昔、昔といっても数百年以上前のことですが、ごみ処理は自然に委ねられていました。それが産業の発展とともに、廃棄すべき厄介物となっていき、ごみ問題はどんどん深刻化していきます。
この状況を焼却と埋め立てで解消しようというのが、たとえば日本で進められている政策ですが、これとて焼却場や処分場近辺の住環境や自然環境への影響が無視できなくなってくると、当局の思うようには進みません。

フランスでも同じこと。ただ、日本と違って、焼却を金科玉条としていない点が違いでしょうか。その代わり、埋め立て処分に関する社会問題はより深刻のようです。

この本は現代のごみ問題をダイレクトに描写するのではなく、中世以前からの、フランスやヨーロッパにおけるごみと人とのつきあい方を紹介していきます。その中で、現在ごみと称されているものが、必ずしも厄介物ではなく、有用物が多くあること、「くず屋」と称する集団の社会的役割の重要性にも目を向けています。
 
また、ごみを厄介物として目の前から隠してしまうことで、土壌の肥沃土を低下させてきたことに触れ、生ごみ・コンポストの大切さに言及しています。ここで、ミミズコンポストも登場しますが、盛んなのは米国と日本であるという箇所に頷いていいのかどうか迷ってしまいました(苦笑)。

分別、リサイクルという、日本では日常化してしまったごみ用語が、他の国ではどうなっていのか、メキシコやインド、ブラジル、インドネシアなどの実例も紹介しています。最後に、ごみで遊ぶ話や芸術絡みの紹介、精神的に障害を受けた人たちがごみとどうつきあっているのか等、さすがフランス人の観点はアーティスティックで人権的だなぁと思う次第です。

この本は、ごみとどうつきあっていくか、どういう選択をしていくか、大規模な分別>回収>リサイクルの流れを成功させるにはどうしたらいいのか、そのことを歴史を紐解きながら考えるヒントになるでしょう。

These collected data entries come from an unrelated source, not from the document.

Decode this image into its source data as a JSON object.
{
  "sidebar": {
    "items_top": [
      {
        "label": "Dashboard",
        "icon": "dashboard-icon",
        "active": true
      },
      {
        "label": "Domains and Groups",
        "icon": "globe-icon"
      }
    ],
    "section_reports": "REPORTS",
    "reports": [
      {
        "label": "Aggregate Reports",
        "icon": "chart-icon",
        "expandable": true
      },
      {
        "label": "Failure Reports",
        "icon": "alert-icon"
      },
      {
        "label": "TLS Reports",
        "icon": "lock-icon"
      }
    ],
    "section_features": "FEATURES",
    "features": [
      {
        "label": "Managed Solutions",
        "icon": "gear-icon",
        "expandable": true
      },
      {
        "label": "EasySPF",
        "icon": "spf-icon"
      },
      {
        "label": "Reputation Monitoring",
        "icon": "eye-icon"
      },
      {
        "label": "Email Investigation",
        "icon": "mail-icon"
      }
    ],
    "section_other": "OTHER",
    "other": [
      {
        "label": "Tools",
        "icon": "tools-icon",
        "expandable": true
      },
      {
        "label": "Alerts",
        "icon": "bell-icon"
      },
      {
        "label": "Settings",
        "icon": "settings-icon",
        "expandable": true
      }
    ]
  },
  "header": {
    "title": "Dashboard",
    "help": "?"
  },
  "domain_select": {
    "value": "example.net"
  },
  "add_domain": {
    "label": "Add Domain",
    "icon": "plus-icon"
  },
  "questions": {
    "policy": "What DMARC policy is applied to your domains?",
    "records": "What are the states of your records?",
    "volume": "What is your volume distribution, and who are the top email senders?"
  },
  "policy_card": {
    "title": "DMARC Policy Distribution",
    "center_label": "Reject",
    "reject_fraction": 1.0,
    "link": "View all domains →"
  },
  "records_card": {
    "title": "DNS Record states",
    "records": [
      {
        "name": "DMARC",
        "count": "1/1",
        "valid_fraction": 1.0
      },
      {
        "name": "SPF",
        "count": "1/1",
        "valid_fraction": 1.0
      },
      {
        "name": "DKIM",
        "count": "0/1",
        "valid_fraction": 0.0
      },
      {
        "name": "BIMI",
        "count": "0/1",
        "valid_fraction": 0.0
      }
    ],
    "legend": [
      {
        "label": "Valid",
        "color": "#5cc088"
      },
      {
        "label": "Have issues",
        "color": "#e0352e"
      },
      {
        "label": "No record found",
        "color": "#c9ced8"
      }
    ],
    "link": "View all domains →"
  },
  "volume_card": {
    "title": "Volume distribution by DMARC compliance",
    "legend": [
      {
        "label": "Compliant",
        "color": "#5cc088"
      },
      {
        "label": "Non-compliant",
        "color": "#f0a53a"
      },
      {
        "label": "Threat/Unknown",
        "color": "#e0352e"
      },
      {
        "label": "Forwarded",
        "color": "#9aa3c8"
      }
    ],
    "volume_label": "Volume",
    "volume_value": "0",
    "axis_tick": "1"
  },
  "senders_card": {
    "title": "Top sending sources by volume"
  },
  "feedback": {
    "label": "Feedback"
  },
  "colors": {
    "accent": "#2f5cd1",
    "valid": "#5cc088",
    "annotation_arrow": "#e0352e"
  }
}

巻末の用語集や参考文献は非常によくまとまっています。ニンビー症候群もこの本で知りました。著者はフランス環境エネルギー省の廃棄物管理局勤務とのこと。その割には?、最後まで本を読んでも、具体的な解決策が提示されていませんし、役所的な紋切り解釈も出てきません。むしろ、役所ではなかなか出せない意見や考え方を本のカタチで表に出したかったのかもしれません。
フランスやヨーロッパのごみ問題、それも歴史的な経緯を知りたい方にはお薦めします。